I adored my mother's mother—my grandmother Nana. She was very jolly and had a warm spirit. She was exactly what a grandmother should be—kind, loving and affectionate. Nana had a very sweet fox terrier named Snookie, whom I also adored. But I must be perfectly honest with you. Until recently, the name Snookie has always meant so much to me because it reminds me of my grandmother. Now unfortunately, I can barely say the name without conjuring up thoughts of the Jersey Shore. It just isn't right that such a precious memory has been tainted—make that tanned—by the association!
Nana was the first one up in the morning and the last to go to bed at night. She loved to laugh, play the piano for us, cook delicious meals and bake the best cakes, pies and even fresh bread! My most vivid memories of Nana revolve around music and food. My first exposure to the songs of George and Ira Gershwin, Cole Porter and Irving Berlin was when Nana played them on her piano. I adored spending time in the kitchen with her every day while she made the most wonderful treats. Nana never used a mixer. She beat all of her ingredients by hand. I remember sitting with her while she put the finishing touches on a delicious apple pie or sprinkled cinnamon on baked apples, which I loved to eat. She taught me what it meant to be a great cook—something my mother and I never really came around to being ourselves, but both now have a wonderful appreciation for. Her family came from Alsace, the same region of France as Jean-Georges Vongerichten, one of my favorite chefs in New York. Apparently, good food is second nature to people from Alsace. She made great stews, chicken and dumplings, and other hearty dishes infused with a French and German influence. She always started with the freshest of ingredients and only used the best of whatever she could find. Every day when I came home from school, there was always something fantastic and yummy waiting for me—which made me very, very happy. When we weren't spending time together in the kitchen, she patiently let me create many hairdos with her hair. I could set part of it in curls and part of it in rollers. Nana never cared how it turned out, as long as we were having fun together, which of course we were.

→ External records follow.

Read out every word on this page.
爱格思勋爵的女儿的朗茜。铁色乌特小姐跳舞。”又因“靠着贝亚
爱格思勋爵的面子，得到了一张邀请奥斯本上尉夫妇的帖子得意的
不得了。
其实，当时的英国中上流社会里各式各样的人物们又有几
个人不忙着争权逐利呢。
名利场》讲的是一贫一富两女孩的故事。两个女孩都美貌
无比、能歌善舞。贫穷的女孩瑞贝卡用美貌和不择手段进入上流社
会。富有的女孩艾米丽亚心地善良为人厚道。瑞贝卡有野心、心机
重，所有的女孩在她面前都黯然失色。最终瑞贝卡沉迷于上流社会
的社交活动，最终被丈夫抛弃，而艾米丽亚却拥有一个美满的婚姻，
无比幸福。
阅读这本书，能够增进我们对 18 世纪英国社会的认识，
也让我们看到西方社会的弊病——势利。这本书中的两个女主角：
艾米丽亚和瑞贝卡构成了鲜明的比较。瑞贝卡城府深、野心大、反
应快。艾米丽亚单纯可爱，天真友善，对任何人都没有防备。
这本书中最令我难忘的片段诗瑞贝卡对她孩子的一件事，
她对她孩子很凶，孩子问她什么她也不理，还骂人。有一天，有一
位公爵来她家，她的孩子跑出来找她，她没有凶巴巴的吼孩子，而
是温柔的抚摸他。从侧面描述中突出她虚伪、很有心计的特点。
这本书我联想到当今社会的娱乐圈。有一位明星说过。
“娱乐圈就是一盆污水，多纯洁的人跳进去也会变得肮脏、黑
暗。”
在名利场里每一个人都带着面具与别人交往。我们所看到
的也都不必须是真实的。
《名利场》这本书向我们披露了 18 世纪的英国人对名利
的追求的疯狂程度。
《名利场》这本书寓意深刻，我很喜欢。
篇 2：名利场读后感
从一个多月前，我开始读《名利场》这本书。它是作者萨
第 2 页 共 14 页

I was so lucky to grow up in a home where there was always music playing and the smell of some delicious homemade meal. Since Nana lived with us, my mother never had to cook, and that suited her just fine. My mother preferred to do the cleaning. In fact, she kept a spotless and very organized home, something she tried to teach me to do too.
I don't have a lot of memories of my Swedish grandfather because he divorced my grandmother when my mother was just 5 years old. My grandfather lived half the year in Sweden and the other half in St. Petersburg, Florida. Although I didn't see much of him growing up, I do recall that occasionally he'd write my mother letters asking how we were all doing. He didn't completely disappear from our lives, but we weren't close either. I don't know many of the details about why he left my grandmother other than that he went to Sweden on a vacation and never came back. He sent my grandmother a letter saying he no longer wanted to be married. Nana was a very proud woman. She refused to take any child support or alimony from him. Instead, she chose to play the piano, supporting herself and three children all on her own. She was a very good piano player. She started an orchestra and played piano in the local hotels in the Pocono Mountains near the small Swedish–German communities where they lived. She often accompanied the old silent movies that were shown in their local movie house as well. The Milford Opera House, which looks more like a quintessential Andrew Wyeth barn than a classic opera house, was a favorite spot for my grandmother to play her piano too. I have always been very proud of my grandmother for how she persevered and managed to take care of her children as a single mother. She was so ahead of her time. She chose to take her talent and do something with it rather than sit around and wallow in her sadness. Divorce wasn't common back in those days. I am sure it was a challenge for the whole family because there weren't a lot of single-women role models then for my grandmother to look up to or emulate. Hearing these stories as a young girl gave me the eyes to see and the ears to hear so that I could relate to all sorts of situations growing up. These weren't my experiences, but they were poignant and important to the person I would later become.